Ein Grossteil der Befragten wünscht sich zudem einen Ausbau der privaten Vorsorge. Rund zwei Drittel befürwortet (sehr gute oder eher gute Idee) eine Erhöhung des Maximalbeitrags beim 3a Sparen. Mit 51 Prozent ist die Zustimmung bei Personen, die maximal 6000 Franken verdienen, tiefer. Bei einem Einkommen zwischen 6000 und 9000 Franken befürworten bereits 63 Prozent eine Erhöhung des Maximalbeitrages. Auch hier gilt: Je höher das Einkommen, desto höher ist die Zustimmung. Bei den Top-Verdienern mit einem Monatseinkommen von mehr als 12000 Franken votiert eine grosse Mehrheit von 82 Prozent für die Erhöhung des Maximalbetrages. Auch der politische Vorstoss, die Säule 3a für im Haushalt lebende Partner ohne Einkommen zu öffnen, stösst auf grosse Akzeptanz. 89 Prozent befürworten diese Idee.

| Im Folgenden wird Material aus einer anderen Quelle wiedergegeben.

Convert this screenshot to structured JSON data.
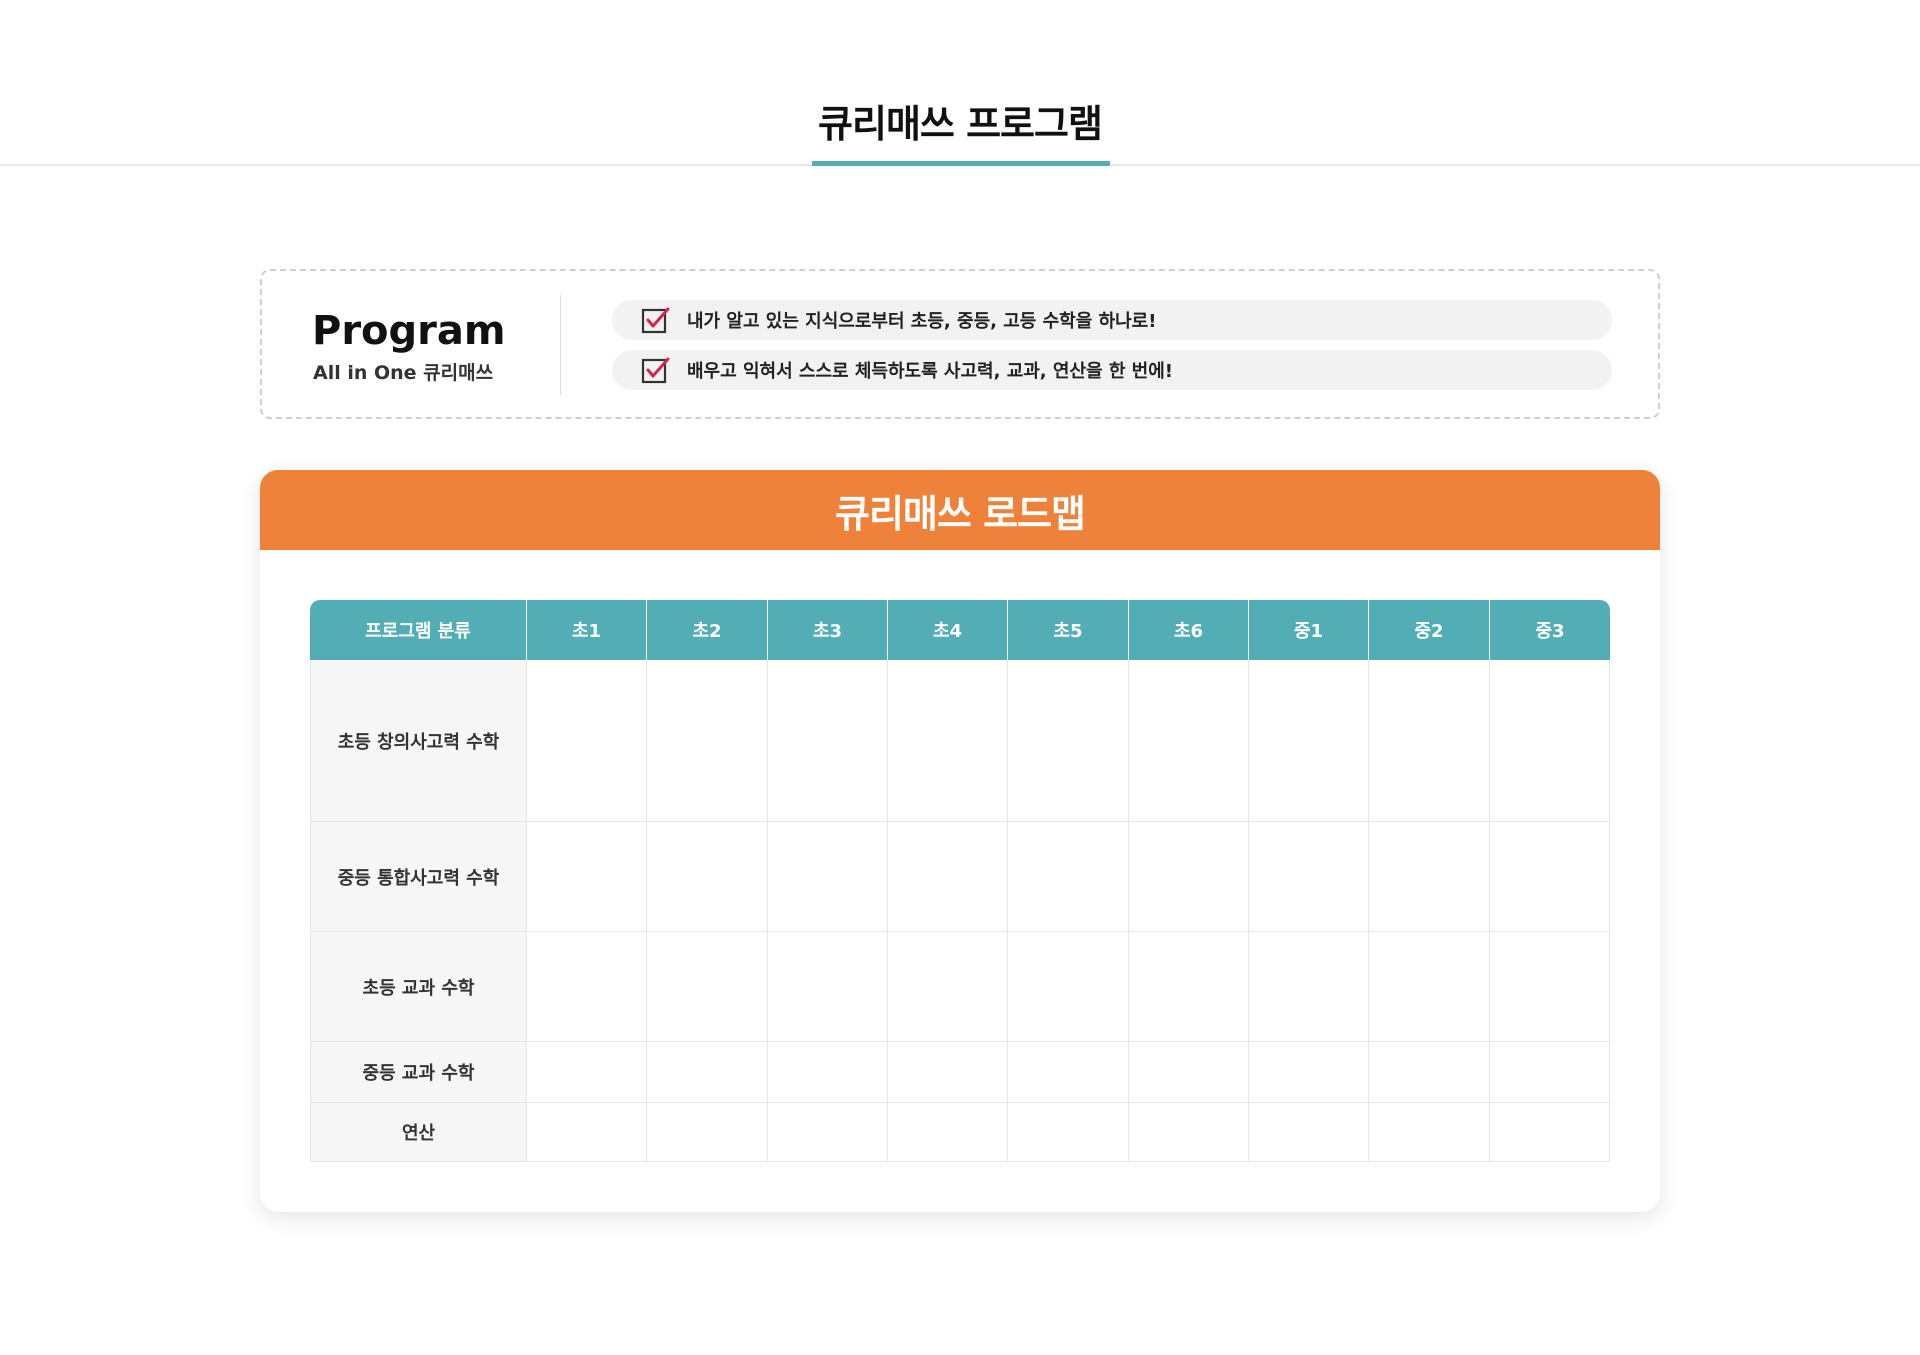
{
  "page": {
    "title": "큐리매쓰 프로그램",
    "accent_color": "#52aeb4"
  },
  "program": {
    "heading": "Program",
    "subheading": "All in One 큐리매쓰",
    "features": [
      {
        "icon": "checkbox-checked-icon",
        "text": "내가 알고 있는 지식으로부터 초등, 중등, 고등 수학을 하나로!"
      },
      {
        "icon": "checkbox-checked-icon",
        "text": "배우고 익혀서 스스로 체득하도록 사고력, 교과, 연산을 한 번에!"
      }
    ],
    "check_color": "#d6254b"
  },
  "roadmap": {
    "title": "큐리매쓰 로드맵",
    "header_color": "#ee823b",
    "table_header_color": "#52aeb4",
    "columns": [
      "프로그램 분류",
      "초1",
      "초2",
      "초3",
      "초4",
      "초5",
      "초6",
      "중1",
      "중2",
      "중3"
    ],
    "rows": [
      {
        "label": "초등 창의사고력 수학"
      },
      {
        "label": "중등 통합사고력 수학"
      },
      {
        "label": "초등 교과 수학"
      },
      {
        "label": "중등 교과 수학"
      },
      {
        "label": "연산"
      }
    ]
  }
}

«Die Resultate zeigen, dass sich viele Befragte bewusst sind, dass sie ihre Rente nicht mehr nur aus der 1. und 2. Säule bestreiten werden können.»

Kristian Kanthak

Gross ist auch die Zustimmung zum Rentenalter 65 für Frauen. 64 Prozent würden einer Erhöhung zustimmen. Während der Ja-Anteil der Männer bei 77 Prozent liegt, stimmen bloss 51 Prozent der Frauen zu. Nicht mehrheitsfähig ist weiterhin die Anpassung des Rentenalters an die Lebenserwartung, obwohl die Menschen in der Schweiz nach der Pensionierung eine Lebenserwartung von über 21 Jahre haben, gegenüber rund 17 Jahren bei der Einführung des BVG 1985. 50 Prozent lehnen die Anpassung des Rentenalters an die Lebenserwartung ab, 42 Prozent stimmen zu. Klar befürwortet wird die Frage von den 18 bis 25-Jährigen mit einem Ja-Anteil von 60 Prozent.

Kanthak: «Die Resultate zeigen, dass sich viele Befragte bewusst sind, dass sie ihre Rente nicht mehr nur aus der 1. und 2. Säule bestreiten werden können.»

Die Studie

Das Marktforschungsinstitut Intervista hat die repräsentative Online-Umfrage im Auftrag der AXA Schweiz zwischen dem 7. und 15. August 2019 bei 1016 Personen aus der Deutsch- und Westschweiz im Alter zwischen 18 und 65 Jahren durchgeführt.